Gestational diabetes mellitus (GDM) is increasingly managed with continuous glucose monitoring, but evidence for improvement in glycemic indices remains limited. In the American Journal of Obstetrics & Gynecology MFM, an open-label randomized controlled trial evaluated whether real-time continuous glucose monitoring (RT-CGM) improved glycemic indices compared with blinded continuous glucose monitoring (CGM) used alongside self-monitoring of blood glucose (SMBG) in patients with GDM. Participants were diagnosed between 14 and 30 weeks estimated gestational age (EGA). This analysis compared CGM metrics at 32 and 36 weeks EGA (±10 days). The primary outcome was percentage of time in range (TIR) 63–140 mg/dL over 24 hours.

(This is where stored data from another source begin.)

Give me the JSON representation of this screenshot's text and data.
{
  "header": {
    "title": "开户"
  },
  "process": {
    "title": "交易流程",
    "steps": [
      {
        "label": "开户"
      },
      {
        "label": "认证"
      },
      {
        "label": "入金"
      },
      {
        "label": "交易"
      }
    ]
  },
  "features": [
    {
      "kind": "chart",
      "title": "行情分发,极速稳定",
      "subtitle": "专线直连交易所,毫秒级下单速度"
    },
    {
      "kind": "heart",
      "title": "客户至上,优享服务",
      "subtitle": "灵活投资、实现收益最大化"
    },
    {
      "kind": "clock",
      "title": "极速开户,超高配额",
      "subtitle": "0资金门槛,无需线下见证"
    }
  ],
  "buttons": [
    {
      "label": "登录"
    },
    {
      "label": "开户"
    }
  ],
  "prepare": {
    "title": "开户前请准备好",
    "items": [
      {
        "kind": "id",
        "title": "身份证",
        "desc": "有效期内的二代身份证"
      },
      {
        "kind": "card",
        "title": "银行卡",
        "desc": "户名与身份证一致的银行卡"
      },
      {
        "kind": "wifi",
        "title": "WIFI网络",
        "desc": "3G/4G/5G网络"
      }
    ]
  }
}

A total of 105 participants were enrolled and assigned to RT-CGM (n=53) or blinded CGM (n=52). Among participants who completed the study, mean EGA on the first day of CGM wear was 29.8 weeks (standard deviation [SD], 2.5). Mean duration of CGM use was 64.4 days (SD, 19.4). TIR was 93.0% (SD, 6.7) in the RT-CGM group and 93.7% (SD, 6.8) in the blinded CGM group (p=0.86). Mean glucose was 106.7 mg/dL (SD, 9.0) with RT-CGM and 98.1 mg/dL (SD, 13.8) with blinded CGM (p=0.02). At study completion, mean glucose and TIR were similar between groups.
Use of insulin and or metformin occurred in 66.7% of participants assigned to RT-CGM and 33.4% of those assigned to blinded CGM (p=0.02). No significant differences were observed in maternal or fetal outcomes. Satisfaction with CGM was high among participants assigned to RT-CGM.
In this randomized trial of GDM, initiating RT-CGM at approximately 30 weeks EGA did not improve TIR compared with blinded CGM, while medication initiation was more frequent and overall glycemic differences were small.